Numero 11, 4 avril 2003.

En direct de Jérusalem, interview de SIMH’A EPSTEIN, chercheur à l’Institut international de recherches sur l’antisémitisme de l’Université de Jérusalem. Dernier ouvrage paru :  » Les dreyfusards sous l’occupation « , Albin Michel.

Q. Les recents actes antisémites procèdent-ils d’une nouvelle forme
d’antisémitisme par rapport aux catégories classiques ?

R. Sous certains aspects, il ne s’agit pas d’un phenomene nouveau : la
notion de vague de violence contre les Juifs est une notion classique.
Depuis 1945, en France et dans le monde, on a enregistré quatre vagues
de ce type. Et celle a laquelle nous assistons est la quatrième . C’est aussi
la plus forte. Par contre, il y a bien une nouveauté : c’est l’origine culturelle ou religieuse des auteurs d’agressions. Nous assistons pour la première fois en France a une vague antisémite d’inspiration islamiste, dont les acteurs sont
souvent de première et même deuxième génération vivant en France. Il y a un
autre aspect qui est nouveau : c’est l’étendue des violences dans les écoles.

Q. S’agit-il d’un phénomène européen ou plus specifiquement français ?

R. Le phénomène est européen et même mondial, mais il y a bien une
spécificité francaise. Comparativement par exemple à ce qui se passe en
Allemagne ou en Angleterre, l’intensité et la frequence des actes antisémites y sont plus fortes. C’est probablement lié au fait qu’en France, on observe une convergence entre un facteur religieux -l’islamisme- et nationaliste -l’identification aux Palestiniens. On ne retrouve pas cette convergence en Allemagne en Angleterre, ou respectivement les communautés turque ou pakistanaise ne montrent pas un tel degré d’identification aux Palestiniens. Ce qui explique la moindre intensité de la vague antisémite.

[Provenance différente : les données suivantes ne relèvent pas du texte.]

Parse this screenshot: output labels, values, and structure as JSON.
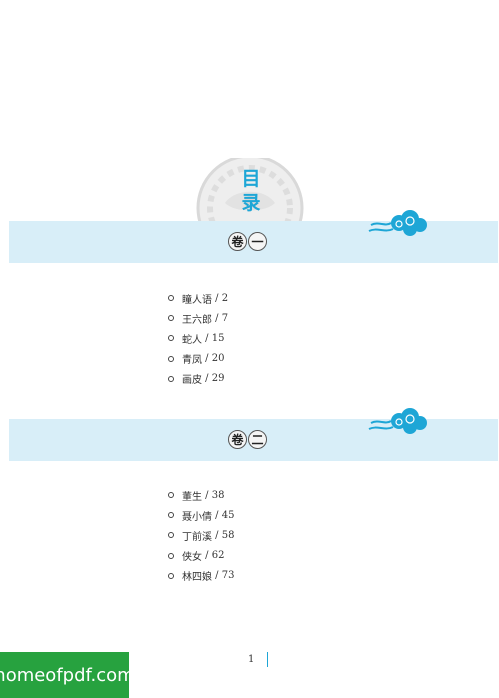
{
  "contents_title": {
    "char1": "目",
    "char2": "录"
  },
  "volumes": [
    {
      "label_1": "卷",
      "label_2": "一",
      "entries": [
        {
          "title": "瞳人语",
          "page": "2"
        },
        {
          "title": "王六郎",
          "page": "7"
        },
        {
          "title": "蛇人",
          "page": "15"
        },
        {
          "title": "青凤",
          "page": "20"
        },
        {
          "title": "画皮",
          "page": "29"
        }
      ]
    },
    {
      "label_1": "卷",
      "label_2": "二",
      "entries": [
        {
          "title": "董生",
          "page": "38"
        },
        {
          "title": "聂小倩",
          "page": "45"
        },
        {
          "title": "丁前溪",
          "page": "58"
        },
        {
          "title": "侠女",
          "page": "62"
        },
        {
          "title": "林四娘",
          "page": "73"
        }
      ]
    }
  ],
  "page_number": "1",
  "watermark": "homeofpdf.com",
  "colors": {
    "accent": "#1ea6d6",
    "band": "#d8eef8",
    "watermark_bg": "#27a23f"
  }
}
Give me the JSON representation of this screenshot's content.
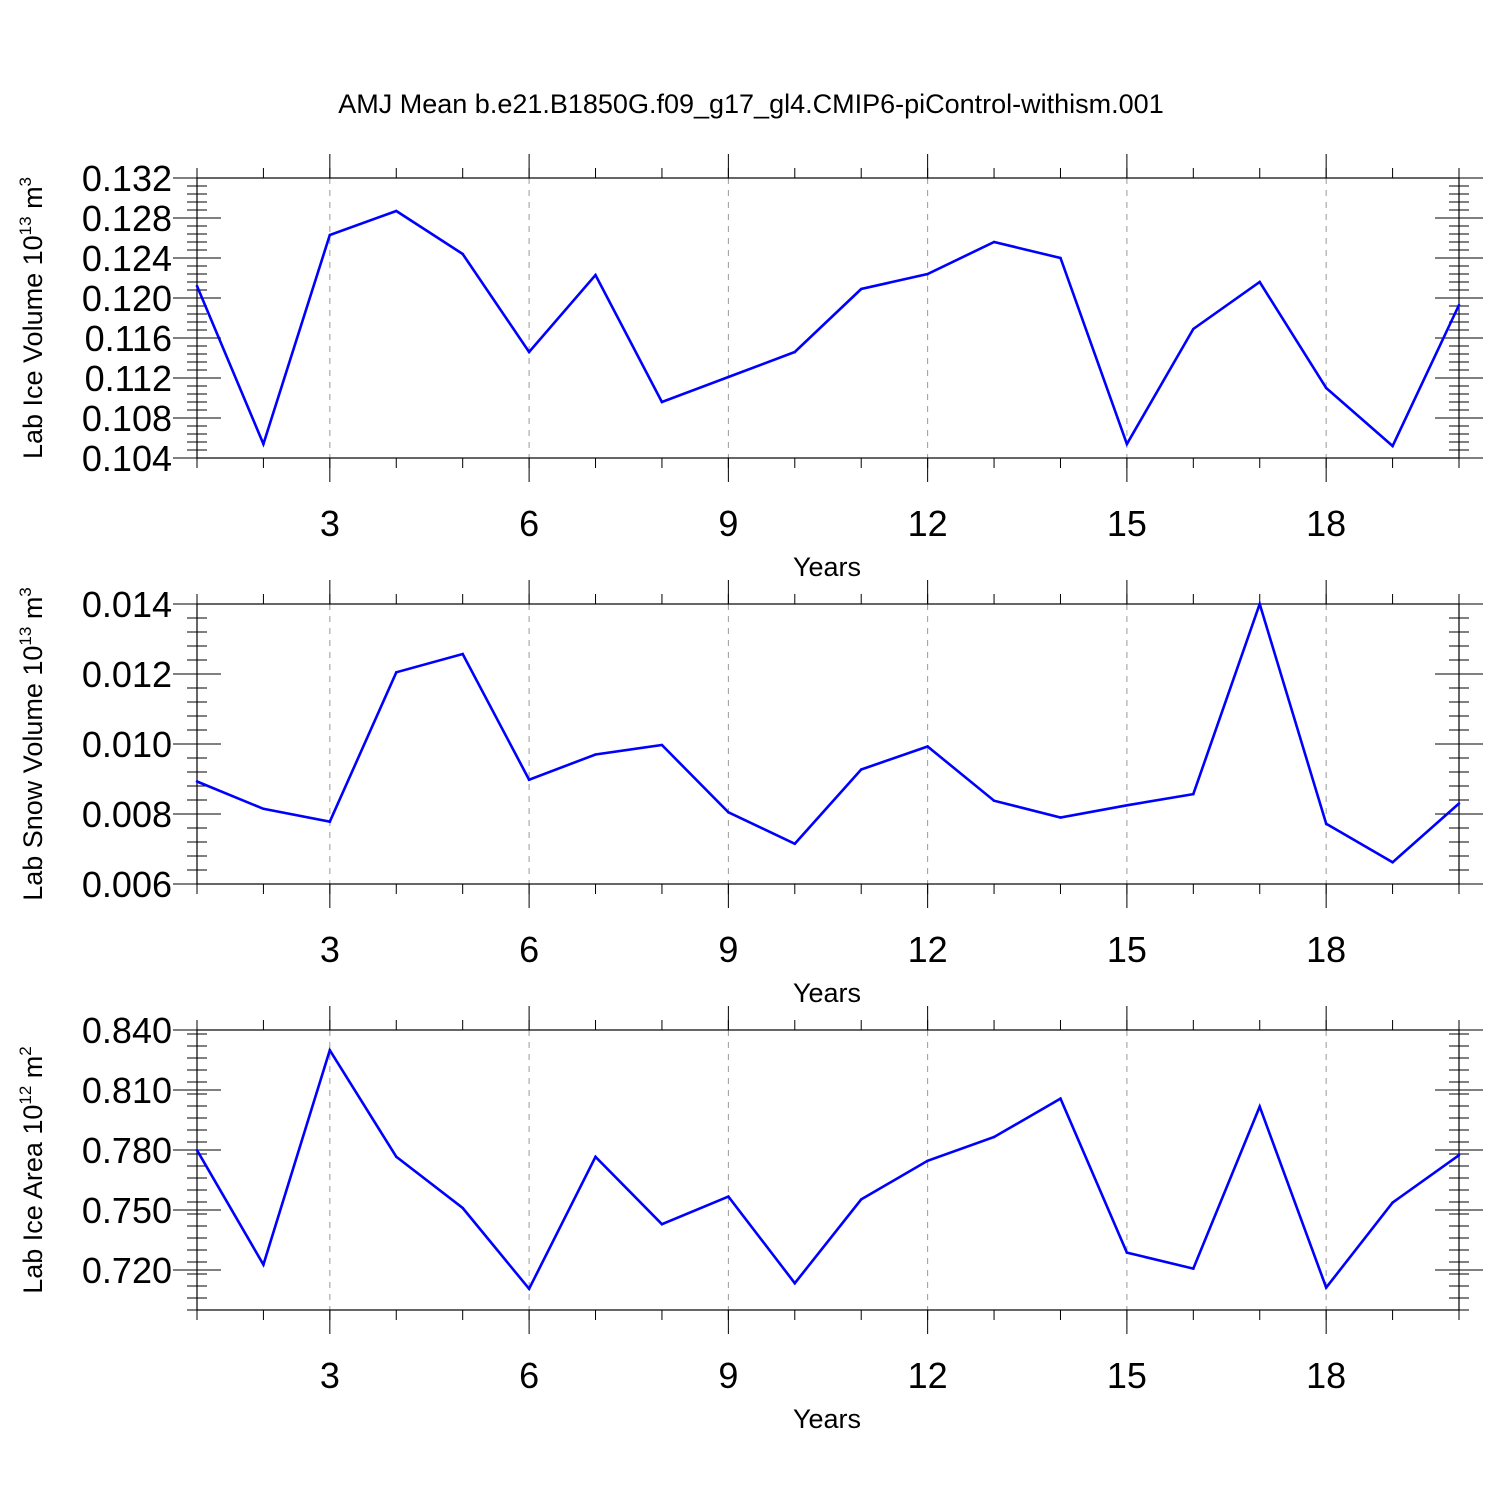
{
  "title": "AMJ Mean b.e21.B1850G.f09_g17_gl4.CMIP6-piControl-withism.001",
  "colors": {
    "line": "#0000ff",
    "axis": "#000000",
    "grid": "#999999",
    "background": "#ffffff"
  },
  "chart_data": [
    {
      "type": "line",
      "xlabel": "Years",
      "ylabel": {
        "text": "Lab Ice Volume 10",
        "exp": "13",
        "unit": " m",
        "unit_exp": "3"
      },
      "xlim": [
        1,
        20
      ],
      "ylim": [
        0.104,
        0.132
      ],
      "xticks": [
        3,
        6,
        9,
        12,
        15,
        18
      ],
      "yticks": [
        "0.104",
        "0.108",
        "0.112",
        "0.116",
        "0.120",
        "0.124",
        "0.128",
        "0.132"
      ],
      "grid": "vertical dashed at major x ticks",
      "series": [
        {
          "x": [
            1,
            2,
            3,
            4,
            5,
            6,
            7,
            8,
            9,
            10,
            11,
            12,
            13,
            14,
            15,
            16,
            17,
            18,
            19,
            20
          ],
          "values": [
            0.1212,
            0.1054,
            0.1263,
            0.1287,
            0.1244,
            0.1146,
            0.1223,
            0.1096,
            0.1121,
            0.1146,
            0.1209,
            0.1224,
            0.1256,
            0.124,
            0.1054,
            0.1169,
            0.1216,
            0.111,
            0.1052,
            0.1193
          ]
        }
      ]
    },
    {
      "type": "line",
      "xlabel": "Years",
      "ylabel": {
        "text": "Lab Snow Volume 10",
        "exp": "13",
        "unit": " m",
        "unit_exp": "3"
      },
      "xlim": [
        1,
        20
      ],
      "ylim": [
        0.006,
        0.014
      ],
      "xticks": [
        3,
        6,
        9,
        12,
        15,
        18
      ],
      "yticks": [
        "0.006",
        "0.008",
        "0.010",
        "0.012",
        "0.014"
      ],
      "grid": "vertical dashed at major x ticks",
      "series": [
        {
          "x": [
            1,
            2,
            3,
            4,
            5,
            6,
            7,
            8,
            9,
            10,
            11,
            12,
            13,
            14,
            15,
            16,
            17,
            18,
            19,
            20
          ],
          "values": [
            0.00893,
            0.00815,
            0.00778,
            0.01205,
            0.01257,
            0.00898,
            0.0097,
            0.00997,
            0.00805,
            0.00715,
            0.00927,
            0.00993,
            0.00838,
            0.0079,
            0.00825,
            0.00857,
            0.014,
            0.00772,
            0.00662,
            0.0083
          ]
        }
      ]
    },
    {
      "type": "line",
      "xlabel": "Years",
      "ylabel": {
        "text": "Lab Ice Area 10",
        "exp": "12",
        "unit": " m",
        "unit_exp": "2"
      },
      "xlim": [
        1,
        20
      ],
      "ylim": [
        0.7,
        0.84
      ],
      "xticks": [
        3,
        6,
        9,
        12,
        15,
        18
      ],
      "yticks": [
        "0.720",
        "0.750",
        "0.780",
        "0.810",
        "0.840"
      ],
      "grid": "vertical dashed at major x ticks",
      "series": [
        {
          "x": [
            1,
            2,
            3,
            4,
            5,
            6,
            7,
            8,
            9,
            10,
            11,
            12,
            13,
            14,
            15,
            16,
            17,
            18,
            19,
            20
          ],
          "values": [
            0.7799,
            0.7227,
            0.8299,
            0.7766,
            0.751,
            0.7106,
            0.7766,
            0.7429,
            0.7567,
            0.7134,
            0.7553,
            0.7746,
            0.7865,
            0.8057,
            0.7287,
            0.7207,
            0.8017,
            0.7112,
            0.7537,
            0.7774
          ]
        }
      ]
    }
  ]
}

Q .Cet antisémitisme est-il donc principalement lié au conflit israélo-palestinien ?

R. Pas uniquement. C’est un phénomène qui est lié aussi à une problématique sociale. On y décèle également des données traditionnelles telles que la
diabolisation des Juifs ou l’identification des Juifs avec l’argent ou le pouvoir.

Q. Selon vous, ce phénomène est-il durable ? passager ? que réserve l’avenir?

R. L’antisémitisme est un phénomène cyclique et éruptif. Nous sommes
actuellement dans une phase d’éruption, elle sera suivie dans les 2 ou3
ans qui viennent d’une décrue, peut-etre même une periode de rémission. Mais
cette décrue sera elle-même suivie d’une nouvelle éruption. Or, on observe
que depuis 1945, les diverses éruptions montrent une intensité croissante.
Chaque vague enregistrée a été plus importante que la précédente. Il faudra
donc s’attendre probablement à d’autres crises -pas nécessairement
catastrophiques ou apocalyptiques- mais d’intensité encore plus élevée.

Q. Ce cycle est-il donc sans fin ? perpétuel ?

R. De mon point de vue, l’antisemitisme est un phénomène perpétuel et
inéluctable, même s’ il n’apparaît pas de manière linéaire, mais plutôt
éruptive. C’est pourquoi je suis absolument net et catégorique : on
peut certes combattre l’antisémitisme quand il est a un bas niveau. Mais au
delà d’un certain niveau de violence, on ne peut pas le combattre, on ne
peut que faire semblant de le combattre. Je réitère donc le message sioniste
traditionnel, tel qu’il a ete formulé depuis 100 ans ou 120 ans. Il n’y a pas vraiment de solution à ce problème en diaspora.